When I became a prosecutor, what attracted me to the job was the mission – acting in the interest of justice. This means protecting public safety while holding people accountable within the bounds of the law.
As prosecutors, we have a constant duty to meet legal standards, governed by our laws and constitution, as well as ethical standards that are governed by our legal profession. When we fail in either aspect, we must be held accountable.
At the Maricopa County Attorney’s Office (MCAO), I worked under the leadership of Rick Romley, the elected Maricopa County Attorney at the time. It was a time when divisive politics did not rule the office and, in fact, did not influence how I performed my job as a line prosecutor. I could not and would not have done the job any other way.
Since that time, however, we have witnessed drastic examples of politics eclipsing the legal and ethical standards that should govern all prosecutors.
Former Maricopa County Attorney Andrew Thomas, in coordination with then-Sheriff Joe Arpaio, so clearly abused his power for political ends that investigations were initiated by the State Bar of Arizona and the Arizona Supreme Court. Ultimately, he was disbarred for having brought baseless charges against political opponents that had nothing to do with seeking justice and more to do with political retaliation.
Most recently, the Maricopa County Attorney’s Office has made news for actions that sadly mimic the style of Andrew Thomas. Local journalists have brought to light that county prosecutors filed unwarranted gang charges against people who protested for racial justice even though they were not gang members; some of them had never even met before.
I’ve represented victims who were abused and exploited by gangs. It’s safe to say that any prosecutor knows the difference between a random group of civil rights protesters and a gang.
According to an ABC15 news report, a City of Phoenix police officer and a MCAO prosecutor even compared these protesters to violent street gangs like the Crips, Bloods, and Hell’s Angels. Their evidence: that the protestors wore the same color, carried umbrellas and chanted in unison. At this rate, many other organized political demonstrations qualify as gang activity – ranging from #RedforEd to the Tea Party protests.
Politically motivated prosecutions would have never been tolerated for other lawfully organized demonstrations, and they should not be tolerated for racial justice protests. Free speech, even when we disagree, cannot be criminalized.

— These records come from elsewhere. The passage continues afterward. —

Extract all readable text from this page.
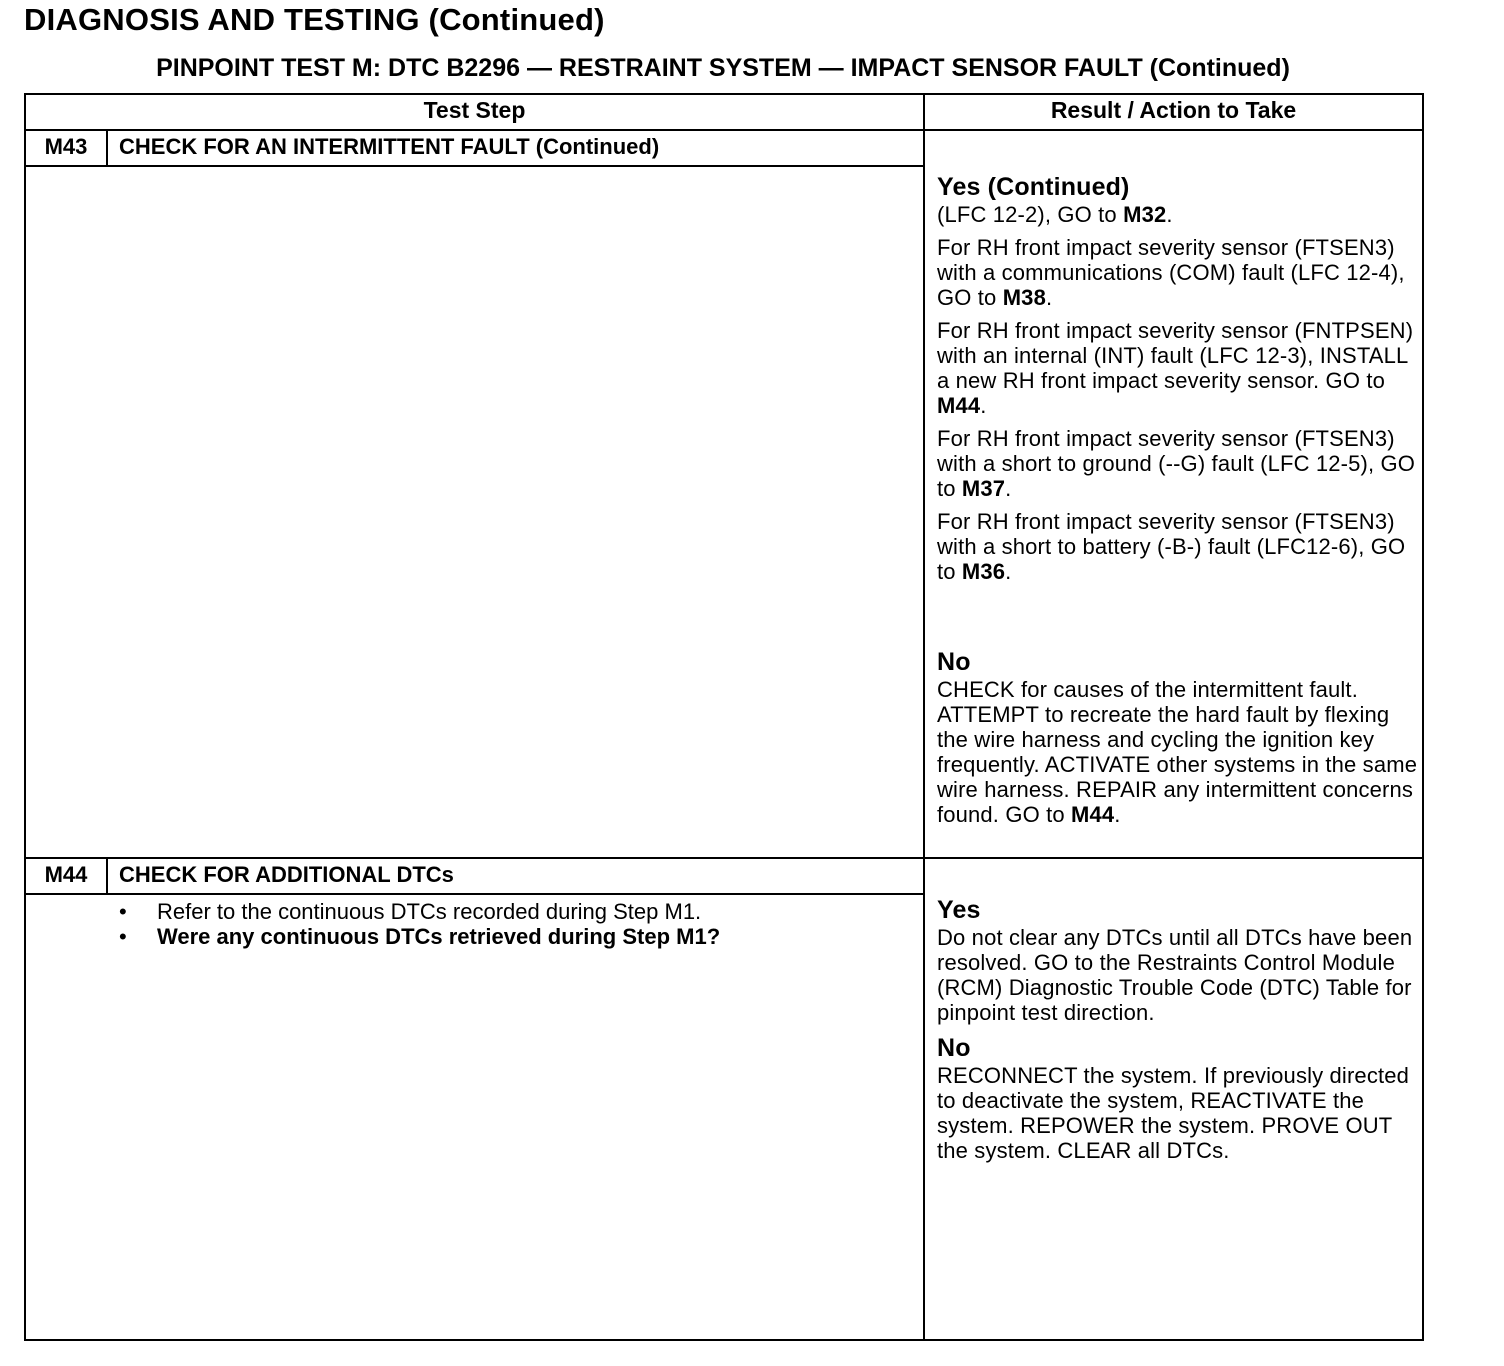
DIAGNOSIS AND TESTING (Continued)
PINPOINT TEST M: DTC B2296 — RESTRAINT SYSTEM — IMPACT SENSOR FAULT (Continued)
Test Step	Result / Action to Take
M43	CHECK FOR AN INTERMITTENT FAULT (Continued)
Yes (Continued)

(LFC 12-2), GO to M32.

For RH front impact severity sensor (FTSEN3) with a communications (COM) fault (LFC 12-4), GO to M38.

For RH front impact severity sensor (FNTPSEN) with an internal (INT) fault (LFC 12-3), INSTALL a new RH front impact severity sensor. GO to M44.

For RH front impact severity sensor (FTSEN3) with a short to ground (--G) fault (LFC 12-5), GO to M37.

For RH front impact severity sensor (FTSEN3) with a short to battery (-B-) fault (LFC12-6), GO to M36.

No

CHECK for causes of the intermittent fault. ATTEMPT to recreate the hard fault by flexing the wire harness and cycling the ignition key frequently. ACTIVATE other systems in the same wire harness. REPAIR any intermittent concerns found. GO to M44.

M44	CHECK FOR ADDITIONAL DTCs
• Refer to the continuous DTCs recorded during Step M1.
• Were any continuous DTCs retrieved during Step M1?
Yes

Do not clear any DTCs until all DTCs have been resolved. GO to the Restraints Control Module (RCM) Diagnostic Trouble Code (DTC) Table for pinpoint test direction.

No

RECONNECT the system. If previously directed to deactivate the system, REACTIVATE the system. REPOWER the system. PROVE OUT the system. CLEAR all DTCs.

While MCAO has reversed course and dismissed the charges against these particular defendants, there are others who also deserve to have their cases looked at more closely for dismissal. If there is evidence that someone committed criminal damage or some other crime, they should be held accountable. If the evidence against someone shows only that they peacefully protested in furtherance of their cause, their right to free speech and to assemble should be honored. Arizona cannot be a place where people are prosecuted solely for exercising their constitutional rights.

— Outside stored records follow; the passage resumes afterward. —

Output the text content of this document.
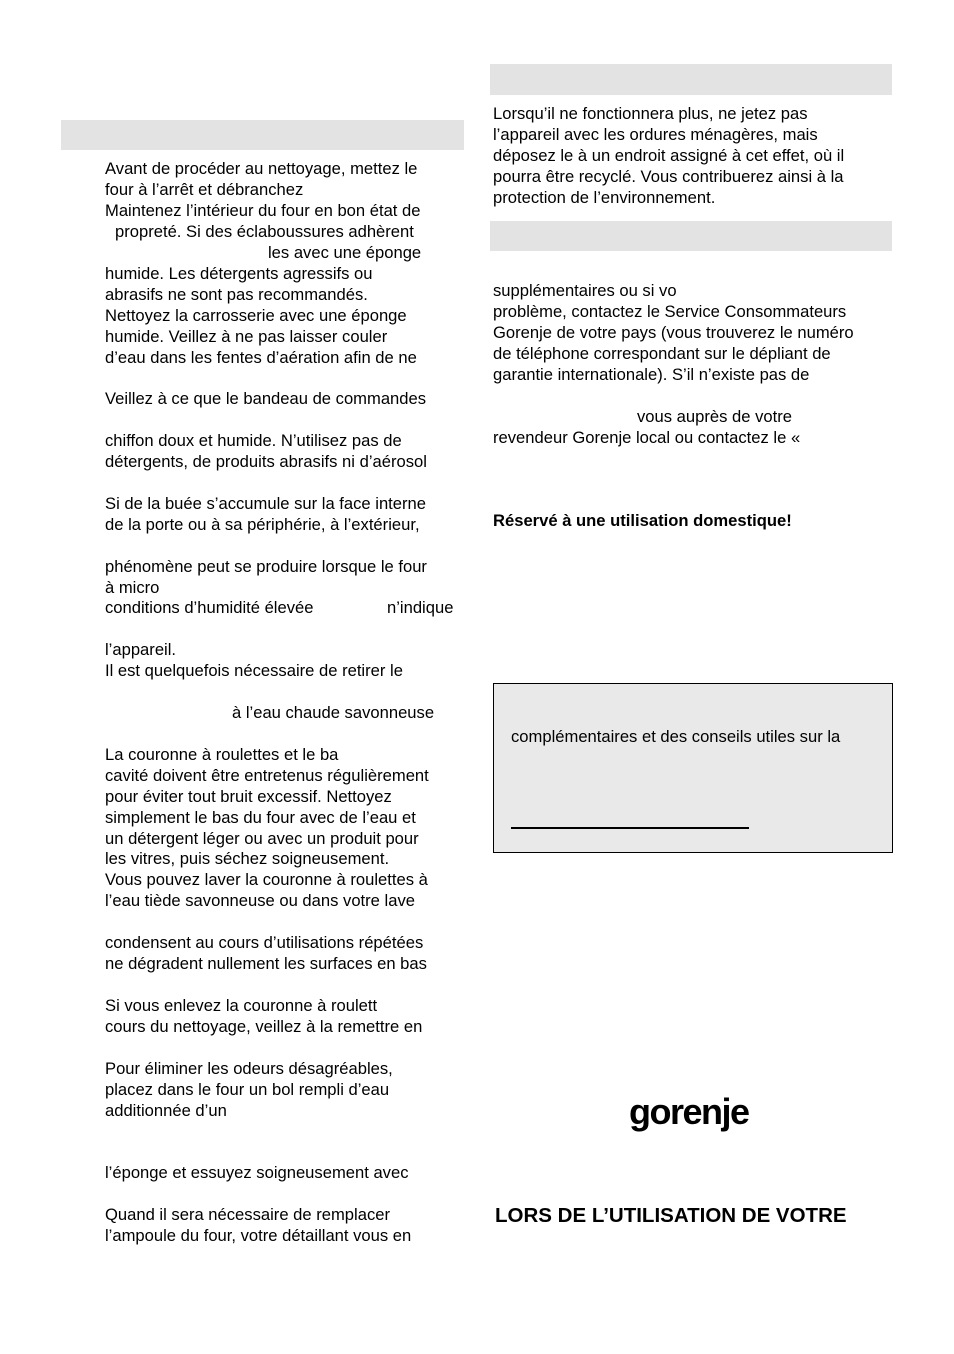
Avant de procéder au nettoyage, mettez le
four à l’arrêt et débranchez
Maintenez l’intérieur du four en bon état de
propreté. Si des éclaboussures adhèrent
les avec une éponge
humide. Les détergents agressifs ou
abrasifs ne sont pas recommandés.
Nettoyez la carrosserie avec une éponge
humide. Veillez à ne pas laisser couler
d’eau dans les fentes d’aération afin de ne
Veillez à ce que le bandeau de commandes
chiffon doux et humide. N’utilisez pas de
détergents, de produits abrasifs ni d’aérosol
Si de la buée s’accumule sur la face interne
de la porte ou à sa périphérie, à l’extérieur,
phénomène peut se produire lorsque le four
à micro
conditions d’humidité élevée	n’indique
l’appareil.
Il est quelquefois nécessaire de retirer le
à l’eau chaude savonneuse
La couronne à roulettes et le ba
cavité doivent être entretenus régulièrement
pour éviter tout bruit excessif. Nettoyez
simplement le bas du four avec de l’eau et
un détergent léger ou avec un produit pour
les vitres, puis séchez soigneusement.
Vous pouvez laver la couronne à roulettes à
l’eau tiède savonneuse ou dans votre lave
condensent au cours d’utilisations répétées
ne dégradent nullement les surfaces en bas
Si vous enlevez la couronne à roulett
cours du nettoyage, veillez à la remettre en
Pour éliminer les odeurs désagréables,
placez dans le four un bol rempli d’eau
additionnée d’un
l’éponge et essuyez soigneusement avec
Quand il sera nécessaire de remplacer
l’ampoule du four, votre détaillant vous en
Lorsqu’il ne fonctionnera plus, ne jetez pas
l’appareil avec les ordures ménagères, mais
déposez le à un endroit assigné à cet effet, où il
pourra être recyclé. Vous contribuerez ainsi à la
protection de l’environnement.
supplémentaires ou si vo
problème, contactez le Service Consommateurs
Gorenje de votre pays (vous trouverez le numéro
de téléphone correspondant sur le dépliant de
garantie internationale). S’il n’existe pas de
vous auprès de votre
revendeur Gorenje local ou contactez le «
Réservé à une utilisation domestique!
complémentaires et des conseils utiles sur la
gorenje
LORS DE L’UTILISATION DE VOTRE
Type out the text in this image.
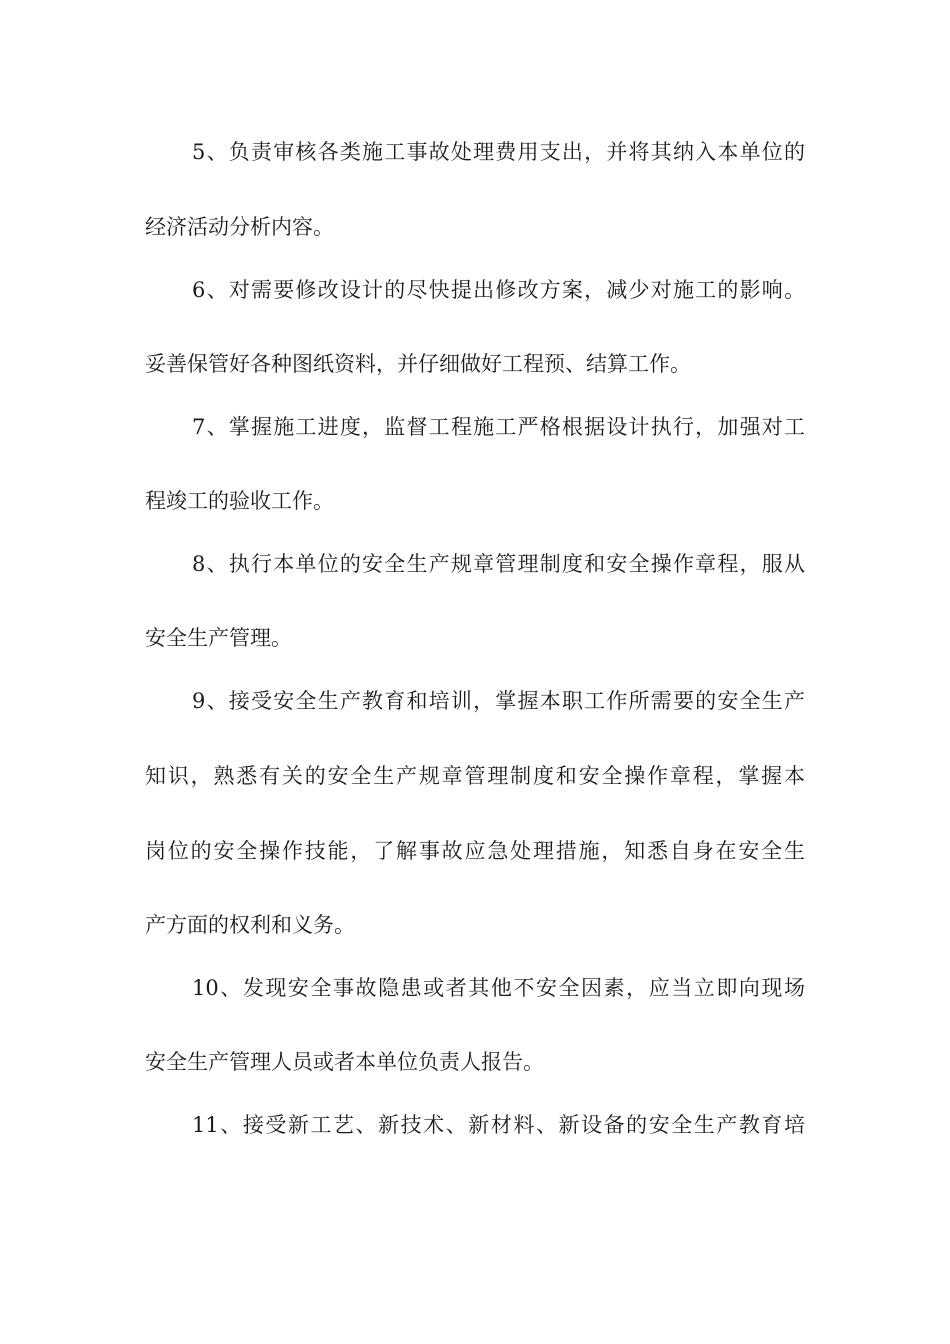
5、负责审核各类施工事故处理费用支出，并将其纳入本单位的
经济活动分析内容。
6、对需要修改设计的尽快提出修改方案，减少对施工的影响。
妥善保管好各种图纸资料，并仔细做好工程预、结算工作。
7、掌握施工进度，监督工程施工严格根据设计执行，加强对工
程竣工的验收工作。
8、执行本单位的安全生产规章管理制度和安全操作章程，服从
安全生产管理。
9、接受安全生产教育和培训，掌握本职工作所需要的安全生产
知识，熟悉有关的安全生产规章管理制度和安全操作章程，掌握本
岗位的安全操作技能，了解事故应急处理措施，知悉自身在安全生
产方面的权利和义务。
10、发现安全事故隐患或者其他不安全因素，应当立即向现场
安全生产管理人员或者本单位负责人报告。
11、接受新工艺、新技术、新材料、新设备的安全生产教育培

Just as importantly, we cannot go back to the days of Andrew Thomas – the days when legal and ethical standards were thrown out the window in pursuit of politically driven prosecutions.
I appreciate the County Attorney Allister Adel’s decision to hire a former public defender and retired judge to conduct an internal investigation. But the actions here appear so egregious that it necessitates the involvement of a third party with authority to take action. For accountability and transparency, I recommend that MCAO commit to turn over a full, unredacted copy of the investigation to the State Bar of Arizona. The governing body of lawyers can then conduct an independent review of possible ethical lapses and political retribution.
The rights and liberties of everyone in our community are at risk when those we trust to administer justice are allowed to go rogue. No one should have the power to arbitrarily punish those they disagree with – even and especially those entrusted with prosecutorial discretion, a duty that demands honesty and integrity. The public deserves to know who failed in this sacred duty.